With an active ESS in a system the bounty payout values change and a Loyalty Point payout is added. 80% of bounty is paid directly, with 20% being added to a system-wide pool that can be accessed through the ESS. The 20% can rise up to 25% over time, putting the total bounty payout at 5% above base value. The bonus payout resets to 20% if the ESS is accessed, destroyed or scooped up. For each 1000 ISK in bounties, 0.15 LPs are added. This can rise up to 0.2 LPs over time.

As with any deployable, the ESS is at risk of being attacked by other players, meaning ratters who choose to deploy an ESS have to also protect it somehow if they want to keep the bonuses running, and to avoid it being looted by third parties.

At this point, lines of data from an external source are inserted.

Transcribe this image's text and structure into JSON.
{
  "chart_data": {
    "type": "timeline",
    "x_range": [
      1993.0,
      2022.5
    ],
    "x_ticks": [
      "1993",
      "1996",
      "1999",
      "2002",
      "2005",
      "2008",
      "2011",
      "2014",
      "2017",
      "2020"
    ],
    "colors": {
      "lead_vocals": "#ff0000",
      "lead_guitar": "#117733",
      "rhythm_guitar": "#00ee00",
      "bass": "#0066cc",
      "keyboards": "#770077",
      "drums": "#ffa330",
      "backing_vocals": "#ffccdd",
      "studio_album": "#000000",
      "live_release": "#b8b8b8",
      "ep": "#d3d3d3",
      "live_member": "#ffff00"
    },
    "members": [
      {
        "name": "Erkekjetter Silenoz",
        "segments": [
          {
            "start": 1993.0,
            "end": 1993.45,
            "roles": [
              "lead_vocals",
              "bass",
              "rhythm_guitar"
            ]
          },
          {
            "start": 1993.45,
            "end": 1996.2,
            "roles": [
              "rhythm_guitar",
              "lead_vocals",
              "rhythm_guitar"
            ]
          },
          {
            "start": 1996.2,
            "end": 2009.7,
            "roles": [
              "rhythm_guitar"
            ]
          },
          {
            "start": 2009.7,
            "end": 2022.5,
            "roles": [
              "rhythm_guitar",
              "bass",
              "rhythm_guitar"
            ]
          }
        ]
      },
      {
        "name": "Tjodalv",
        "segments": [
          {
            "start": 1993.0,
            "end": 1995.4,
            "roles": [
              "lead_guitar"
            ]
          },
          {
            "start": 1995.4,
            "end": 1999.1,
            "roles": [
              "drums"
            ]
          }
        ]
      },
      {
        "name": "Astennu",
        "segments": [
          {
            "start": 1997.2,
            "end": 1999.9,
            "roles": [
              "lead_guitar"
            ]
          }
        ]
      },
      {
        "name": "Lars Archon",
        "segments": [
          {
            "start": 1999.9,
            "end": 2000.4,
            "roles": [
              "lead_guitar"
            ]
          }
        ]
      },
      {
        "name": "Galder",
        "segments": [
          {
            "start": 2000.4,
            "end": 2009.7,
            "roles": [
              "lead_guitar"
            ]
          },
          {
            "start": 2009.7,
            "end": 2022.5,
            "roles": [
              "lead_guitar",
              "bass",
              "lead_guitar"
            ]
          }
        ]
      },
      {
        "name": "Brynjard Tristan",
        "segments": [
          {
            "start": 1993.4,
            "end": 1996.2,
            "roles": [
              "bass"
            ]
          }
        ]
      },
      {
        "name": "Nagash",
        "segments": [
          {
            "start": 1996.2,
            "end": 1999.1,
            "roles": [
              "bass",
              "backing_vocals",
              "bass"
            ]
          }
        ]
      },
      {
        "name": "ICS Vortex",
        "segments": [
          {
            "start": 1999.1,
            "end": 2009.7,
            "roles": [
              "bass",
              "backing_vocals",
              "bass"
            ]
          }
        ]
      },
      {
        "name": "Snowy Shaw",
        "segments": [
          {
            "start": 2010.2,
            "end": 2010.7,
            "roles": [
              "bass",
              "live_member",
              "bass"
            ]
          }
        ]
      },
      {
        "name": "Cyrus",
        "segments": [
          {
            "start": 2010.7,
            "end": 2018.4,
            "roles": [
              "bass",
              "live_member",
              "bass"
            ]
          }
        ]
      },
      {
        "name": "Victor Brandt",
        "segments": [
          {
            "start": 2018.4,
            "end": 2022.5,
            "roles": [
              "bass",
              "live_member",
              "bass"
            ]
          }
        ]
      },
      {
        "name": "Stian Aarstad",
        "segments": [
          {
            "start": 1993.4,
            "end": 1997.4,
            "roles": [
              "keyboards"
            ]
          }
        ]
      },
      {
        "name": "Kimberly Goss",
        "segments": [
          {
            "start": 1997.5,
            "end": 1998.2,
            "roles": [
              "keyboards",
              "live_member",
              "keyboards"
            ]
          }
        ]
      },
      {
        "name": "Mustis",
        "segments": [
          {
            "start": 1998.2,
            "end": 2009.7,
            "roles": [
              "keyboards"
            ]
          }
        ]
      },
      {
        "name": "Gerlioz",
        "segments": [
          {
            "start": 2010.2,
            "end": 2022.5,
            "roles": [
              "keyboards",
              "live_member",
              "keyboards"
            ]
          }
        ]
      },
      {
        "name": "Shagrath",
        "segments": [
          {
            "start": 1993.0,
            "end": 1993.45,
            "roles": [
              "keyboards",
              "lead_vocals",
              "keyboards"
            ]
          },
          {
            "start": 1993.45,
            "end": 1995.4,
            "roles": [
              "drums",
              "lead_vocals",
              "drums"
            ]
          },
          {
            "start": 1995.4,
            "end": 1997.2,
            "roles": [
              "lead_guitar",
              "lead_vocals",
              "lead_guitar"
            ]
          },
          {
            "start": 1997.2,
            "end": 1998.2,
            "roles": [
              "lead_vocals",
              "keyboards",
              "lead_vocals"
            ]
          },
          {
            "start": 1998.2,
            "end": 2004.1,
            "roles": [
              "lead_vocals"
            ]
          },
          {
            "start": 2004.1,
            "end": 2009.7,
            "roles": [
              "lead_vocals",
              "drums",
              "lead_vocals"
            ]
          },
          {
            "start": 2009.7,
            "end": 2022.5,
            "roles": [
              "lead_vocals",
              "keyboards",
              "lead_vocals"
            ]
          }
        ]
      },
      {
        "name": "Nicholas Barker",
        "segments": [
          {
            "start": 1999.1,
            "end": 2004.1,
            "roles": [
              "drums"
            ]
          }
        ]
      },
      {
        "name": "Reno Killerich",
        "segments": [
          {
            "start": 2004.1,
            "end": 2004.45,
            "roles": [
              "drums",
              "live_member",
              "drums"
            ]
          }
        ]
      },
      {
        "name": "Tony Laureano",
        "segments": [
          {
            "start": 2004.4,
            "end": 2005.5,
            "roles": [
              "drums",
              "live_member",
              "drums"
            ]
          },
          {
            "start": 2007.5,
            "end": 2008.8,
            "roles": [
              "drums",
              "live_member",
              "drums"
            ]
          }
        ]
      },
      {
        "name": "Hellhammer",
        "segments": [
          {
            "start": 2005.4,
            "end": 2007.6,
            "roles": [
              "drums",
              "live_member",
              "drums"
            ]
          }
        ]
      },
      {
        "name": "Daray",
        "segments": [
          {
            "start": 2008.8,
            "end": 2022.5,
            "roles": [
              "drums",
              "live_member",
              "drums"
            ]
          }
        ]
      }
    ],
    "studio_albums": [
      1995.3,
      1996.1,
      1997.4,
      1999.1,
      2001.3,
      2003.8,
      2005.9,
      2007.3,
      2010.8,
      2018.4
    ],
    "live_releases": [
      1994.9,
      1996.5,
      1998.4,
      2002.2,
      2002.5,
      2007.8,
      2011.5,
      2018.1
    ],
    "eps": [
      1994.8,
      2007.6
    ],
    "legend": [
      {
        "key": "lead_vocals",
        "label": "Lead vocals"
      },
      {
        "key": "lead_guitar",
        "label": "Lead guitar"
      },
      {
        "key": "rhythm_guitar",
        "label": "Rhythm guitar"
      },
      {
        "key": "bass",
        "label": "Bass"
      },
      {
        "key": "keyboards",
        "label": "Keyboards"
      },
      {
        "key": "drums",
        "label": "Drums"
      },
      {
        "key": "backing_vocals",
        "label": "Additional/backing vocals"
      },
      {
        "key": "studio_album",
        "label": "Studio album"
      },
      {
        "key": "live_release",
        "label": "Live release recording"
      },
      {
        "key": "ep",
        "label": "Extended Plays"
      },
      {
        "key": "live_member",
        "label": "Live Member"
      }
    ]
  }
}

Historically, there have been a LOT of issues with ESS being deployed in problematic places (such as in range of POS guns) that have made them incredibly difficult to actually raid/attack, to the point that they got patched a lot, and there are declared exploits around certain anchoring behaviors. All in all, CCP feels they are underutilized due to the struggle small groups have with protecting them (since small groups usually aren’t able to field all of the defenses a larger group will, leading to them being a ‘wealthy players get more wealth’ object), and the social conflict between players who are working together and want to cash out or NOT cash out due to the spool up mechanic on bonuses.

The upcoming change sounds like it will convert ESS from an optional player deployable to a fixed object in each Nullsec system - players no longer have to spend over 25m isk to get one, and it can no longer be destroyed (it’s a permanent structure). it’s going to be behind an A-gate that restricts ship types (medium and large only - possible future expansion to small ships following CSM discussion, as combat ships only but not able to access the unit itself); within the pocket there is a 75km (subject to revision) bubble with severely limited navigation abilities (no warp, cyno, MWD, MJD) and no cloaking or filament use allowed. The ESS will now automatically payout to contributing players at a set interval - between cash outs, it is at risk for attack to be looted.

Specifics are TBD and will be addressed in the same dev blog as the bounty system change, since they are directly tied to each other.